Step 1: Open your inventory and switch over to the Index tab.
Step 2: Move to the Enemies section on the right side of the Index.
Step 3: Select any enemy entry to see what it can drop, including rune names and their drop chances.
Use this whenever you are pivoting targets: if you want Rage Mark, check which version of the rogue skeleton actually carries it; for Miner Shard, compare bombers against zombies and choose the spawn that makes the most sense for your level and gear.

Equipping runes on weapons and pickaxes
Runes are applied at a specific NPC in the main village.
Step 1: Travel to Stonewake’s Cross Village and find the Runemaker NPC.
Step 2: Interact and pick the gear type you want to modify (weapon or pickaxe).
Step 3: Choose the exact item that has an open rune slot.
Step 4: Select one of your runes from the list and confirm the cost in coins to attach it.
Once attached, the rune’s main effect becomes active on that item. If you later change your mind, you can swap or remove runes through the same NPC; the game allows detaching and reusing them.
Rune slots, upgrade thresholds, and armor
Not every piece of gear can accept a rune out of the box.
- Pickaxes – Many pickaxes start with at least one rune slot unlocked by default. High-tier pickaxes can carry multiple Miner Shards for stacking Luck and Yield, or mix Miner Shard with combat runes if you fight while mining.
- Weapons – Weapons must be enhanced to +3 before their first rune slot unlocks. Enhancing uses essences at the Enhancer NPC and carries its own success chance and cost.
- Armor – Armor also accepts runes once it has rune slots. Ward Patch, Briar Notch, Rot Stitch, and defensive secondary traits like Vitality or Phase all belong here.
Once a slot is available, attaching a rune is the same process on every gear type: talk to the Runemaker, choose the item, then choose the rune and pay in coins.

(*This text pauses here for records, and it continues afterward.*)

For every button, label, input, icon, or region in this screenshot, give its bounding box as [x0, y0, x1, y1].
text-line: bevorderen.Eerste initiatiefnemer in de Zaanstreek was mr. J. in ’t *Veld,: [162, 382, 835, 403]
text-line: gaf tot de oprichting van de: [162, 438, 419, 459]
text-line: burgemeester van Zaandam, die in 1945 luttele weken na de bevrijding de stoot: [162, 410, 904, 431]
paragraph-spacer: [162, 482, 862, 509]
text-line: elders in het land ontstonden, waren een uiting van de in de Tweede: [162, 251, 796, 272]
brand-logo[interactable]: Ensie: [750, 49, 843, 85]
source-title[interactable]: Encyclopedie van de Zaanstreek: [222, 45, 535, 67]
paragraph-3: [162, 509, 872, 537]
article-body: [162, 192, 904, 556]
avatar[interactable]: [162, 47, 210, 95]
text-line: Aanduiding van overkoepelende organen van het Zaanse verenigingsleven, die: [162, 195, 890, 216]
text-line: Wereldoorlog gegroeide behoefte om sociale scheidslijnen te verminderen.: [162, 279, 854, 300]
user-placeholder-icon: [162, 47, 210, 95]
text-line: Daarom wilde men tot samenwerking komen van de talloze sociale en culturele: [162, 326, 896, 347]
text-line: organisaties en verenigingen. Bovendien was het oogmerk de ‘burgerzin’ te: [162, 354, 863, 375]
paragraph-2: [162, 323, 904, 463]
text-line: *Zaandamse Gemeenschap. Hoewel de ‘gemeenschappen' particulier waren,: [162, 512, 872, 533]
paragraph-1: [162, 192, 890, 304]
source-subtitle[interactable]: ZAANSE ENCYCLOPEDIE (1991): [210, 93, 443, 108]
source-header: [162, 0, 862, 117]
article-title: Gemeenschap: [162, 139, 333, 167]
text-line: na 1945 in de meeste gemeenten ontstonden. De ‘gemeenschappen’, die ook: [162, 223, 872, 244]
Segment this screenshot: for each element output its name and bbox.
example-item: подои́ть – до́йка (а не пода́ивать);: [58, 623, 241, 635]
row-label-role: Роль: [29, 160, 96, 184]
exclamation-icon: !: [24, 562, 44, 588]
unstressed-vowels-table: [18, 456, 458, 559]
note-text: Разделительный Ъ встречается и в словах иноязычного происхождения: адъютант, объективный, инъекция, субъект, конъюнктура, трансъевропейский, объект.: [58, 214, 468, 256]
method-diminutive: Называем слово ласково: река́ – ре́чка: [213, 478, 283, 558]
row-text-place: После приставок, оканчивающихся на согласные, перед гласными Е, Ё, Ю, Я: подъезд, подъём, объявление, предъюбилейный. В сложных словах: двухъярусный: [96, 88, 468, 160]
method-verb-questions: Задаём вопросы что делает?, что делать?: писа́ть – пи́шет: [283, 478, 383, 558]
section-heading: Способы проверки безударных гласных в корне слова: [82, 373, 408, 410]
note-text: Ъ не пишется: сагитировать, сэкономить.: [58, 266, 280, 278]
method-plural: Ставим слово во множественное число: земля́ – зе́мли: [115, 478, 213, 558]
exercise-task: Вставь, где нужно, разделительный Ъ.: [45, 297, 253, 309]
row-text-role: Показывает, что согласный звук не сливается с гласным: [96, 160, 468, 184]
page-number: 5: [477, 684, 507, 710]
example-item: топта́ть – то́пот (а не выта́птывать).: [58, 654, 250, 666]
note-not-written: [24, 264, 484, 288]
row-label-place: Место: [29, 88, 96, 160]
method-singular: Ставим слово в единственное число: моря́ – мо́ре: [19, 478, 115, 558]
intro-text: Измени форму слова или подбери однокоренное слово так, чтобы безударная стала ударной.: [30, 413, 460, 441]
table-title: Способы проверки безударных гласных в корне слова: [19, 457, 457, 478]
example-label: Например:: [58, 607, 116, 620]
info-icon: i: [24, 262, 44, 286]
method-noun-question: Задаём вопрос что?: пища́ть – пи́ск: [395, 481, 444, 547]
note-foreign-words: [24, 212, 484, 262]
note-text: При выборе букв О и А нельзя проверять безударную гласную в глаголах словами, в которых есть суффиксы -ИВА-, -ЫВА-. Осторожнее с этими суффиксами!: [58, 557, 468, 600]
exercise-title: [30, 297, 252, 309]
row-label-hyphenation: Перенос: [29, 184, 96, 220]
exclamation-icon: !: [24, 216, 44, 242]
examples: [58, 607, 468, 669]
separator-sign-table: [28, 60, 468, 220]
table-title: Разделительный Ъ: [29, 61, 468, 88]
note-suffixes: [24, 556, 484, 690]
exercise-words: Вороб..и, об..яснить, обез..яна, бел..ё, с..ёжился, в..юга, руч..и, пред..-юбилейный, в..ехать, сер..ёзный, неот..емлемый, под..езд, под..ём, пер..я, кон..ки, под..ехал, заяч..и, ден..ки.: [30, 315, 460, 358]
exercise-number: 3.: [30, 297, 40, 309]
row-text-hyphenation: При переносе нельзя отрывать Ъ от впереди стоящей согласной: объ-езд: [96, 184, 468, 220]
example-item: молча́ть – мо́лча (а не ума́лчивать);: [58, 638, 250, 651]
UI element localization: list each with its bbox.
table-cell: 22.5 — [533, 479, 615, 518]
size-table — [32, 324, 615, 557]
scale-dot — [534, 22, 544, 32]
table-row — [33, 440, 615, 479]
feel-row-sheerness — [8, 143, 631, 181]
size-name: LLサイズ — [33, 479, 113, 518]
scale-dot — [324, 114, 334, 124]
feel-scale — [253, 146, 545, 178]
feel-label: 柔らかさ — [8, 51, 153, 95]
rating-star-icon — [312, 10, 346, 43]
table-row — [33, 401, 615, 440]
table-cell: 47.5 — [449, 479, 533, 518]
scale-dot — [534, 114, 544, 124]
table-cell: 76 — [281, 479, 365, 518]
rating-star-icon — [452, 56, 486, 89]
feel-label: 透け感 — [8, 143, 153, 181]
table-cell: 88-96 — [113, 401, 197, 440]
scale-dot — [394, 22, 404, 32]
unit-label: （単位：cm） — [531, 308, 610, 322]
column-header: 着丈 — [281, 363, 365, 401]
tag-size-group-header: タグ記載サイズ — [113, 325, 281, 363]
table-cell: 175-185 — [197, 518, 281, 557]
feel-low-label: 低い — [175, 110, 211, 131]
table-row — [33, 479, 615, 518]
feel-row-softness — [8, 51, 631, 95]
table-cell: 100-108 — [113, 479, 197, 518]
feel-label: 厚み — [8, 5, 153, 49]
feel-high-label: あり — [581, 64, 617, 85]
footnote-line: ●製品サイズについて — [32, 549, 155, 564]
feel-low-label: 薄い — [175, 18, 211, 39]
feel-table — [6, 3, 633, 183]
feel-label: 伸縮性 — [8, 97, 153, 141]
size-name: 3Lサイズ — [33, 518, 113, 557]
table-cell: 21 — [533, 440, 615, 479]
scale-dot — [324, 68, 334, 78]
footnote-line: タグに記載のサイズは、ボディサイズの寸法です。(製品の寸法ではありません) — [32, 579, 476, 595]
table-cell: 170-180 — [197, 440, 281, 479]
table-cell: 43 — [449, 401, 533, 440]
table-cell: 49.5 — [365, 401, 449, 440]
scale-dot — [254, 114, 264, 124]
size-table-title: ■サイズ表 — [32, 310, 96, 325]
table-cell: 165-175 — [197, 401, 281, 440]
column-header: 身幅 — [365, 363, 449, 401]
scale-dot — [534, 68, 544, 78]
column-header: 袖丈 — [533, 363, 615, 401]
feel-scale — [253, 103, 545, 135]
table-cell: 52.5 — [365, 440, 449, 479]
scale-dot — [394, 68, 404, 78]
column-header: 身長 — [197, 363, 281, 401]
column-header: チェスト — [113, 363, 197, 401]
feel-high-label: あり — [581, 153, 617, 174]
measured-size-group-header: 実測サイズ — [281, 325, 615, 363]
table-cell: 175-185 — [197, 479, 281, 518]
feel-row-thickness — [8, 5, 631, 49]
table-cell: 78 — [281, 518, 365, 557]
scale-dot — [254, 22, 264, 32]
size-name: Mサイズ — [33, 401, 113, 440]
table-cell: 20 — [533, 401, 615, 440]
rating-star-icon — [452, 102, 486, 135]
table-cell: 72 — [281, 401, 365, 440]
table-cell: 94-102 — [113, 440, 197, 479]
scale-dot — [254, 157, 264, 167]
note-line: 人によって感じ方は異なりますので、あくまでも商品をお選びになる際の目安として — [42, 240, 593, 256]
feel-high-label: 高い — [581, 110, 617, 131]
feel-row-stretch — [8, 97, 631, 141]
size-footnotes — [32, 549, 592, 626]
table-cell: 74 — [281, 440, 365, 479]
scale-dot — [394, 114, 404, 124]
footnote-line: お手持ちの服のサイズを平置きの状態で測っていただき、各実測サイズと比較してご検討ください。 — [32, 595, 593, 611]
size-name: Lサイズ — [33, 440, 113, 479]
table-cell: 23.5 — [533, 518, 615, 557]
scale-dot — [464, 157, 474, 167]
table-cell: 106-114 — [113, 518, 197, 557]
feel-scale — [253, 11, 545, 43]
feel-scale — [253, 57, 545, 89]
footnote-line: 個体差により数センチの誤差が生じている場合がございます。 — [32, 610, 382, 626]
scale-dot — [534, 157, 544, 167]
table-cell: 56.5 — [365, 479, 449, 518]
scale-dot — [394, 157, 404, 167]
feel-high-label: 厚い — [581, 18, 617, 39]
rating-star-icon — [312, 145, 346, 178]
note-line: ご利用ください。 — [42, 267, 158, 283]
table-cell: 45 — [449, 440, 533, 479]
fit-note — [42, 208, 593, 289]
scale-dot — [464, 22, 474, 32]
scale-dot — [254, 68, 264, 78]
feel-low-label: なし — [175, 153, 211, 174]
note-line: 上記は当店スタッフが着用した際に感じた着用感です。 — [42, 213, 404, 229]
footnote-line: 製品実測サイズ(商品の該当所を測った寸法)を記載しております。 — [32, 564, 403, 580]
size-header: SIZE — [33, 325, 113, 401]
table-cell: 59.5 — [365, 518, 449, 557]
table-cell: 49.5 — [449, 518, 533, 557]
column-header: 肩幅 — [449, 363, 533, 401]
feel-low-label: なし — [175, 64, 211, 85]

Selling unwanted runes for gold
Not every rune roll is worth keeping. Lower-rarity Miner Shards with weak mining stats, or multiple copies of basic Frost Speck or Venom Crumb, clutter your inventory fast.
Step 1: Head into the Cave hub area and look for the NPC Greedy Cey.
Step 2: Interact and choose the option to sell runes.
Step 3: Mark any unwanted runes and confirm the sale to convert them into gold.
This loop is what keeps rune farming sustainable: you turn bad rolls into currency that you then spend on attaching the good ones or upgrading weapons to unlock more rune slots.
Secondary traits on runes
On top of the main ability, runes can roll a secondary trait when attached to gear. These traits are rare and entirely luck-based. They follow two groups.
Weapon secondary traits
- Attack Speed – Raises swing speed by a percentage.
- Lethality – Increases total weapon damage by a percentage.
- Critical Chance – Raises the chance to land a critical hit.
- Critical Damage – Increases damage dealt by critical hits.
- Fracture – Adds extra stun damage.
Armor secondary traits
- Endurance – Increases stamina.
- Surge – Improves a stun or dash-related interaction (often reducing dash cooldown in practice).
- Vitality – Increases maximum health.
- Phase – Extends invincibility duration during a dash.
There is no way to pick or force a secondary trait. The realistic plan is to keep reusing runes and re-rolling over time, banking any piece that lands an especially strong pairing like Drain Edge with extra Lethality, or Ward Patch with Vitality and Phase.
The practical pattern in The Forge is simple: level into the Forgotten Kingdom, kill undead for runes, convert bad rolls into gold, then push the best pieces into rune-slotted gear. Target bombers and Delver zombies for Miner Shards, Deathaxe and elite undead for Flame Spark and Briar Notch, and Reapers plus elite rogues when you are ready for Rage Mark and Drain Edge. Over time, your pickaxes and weapons start to feel less like basic tools and more like custom builds tuned entirely around how you prefer to mine and fight.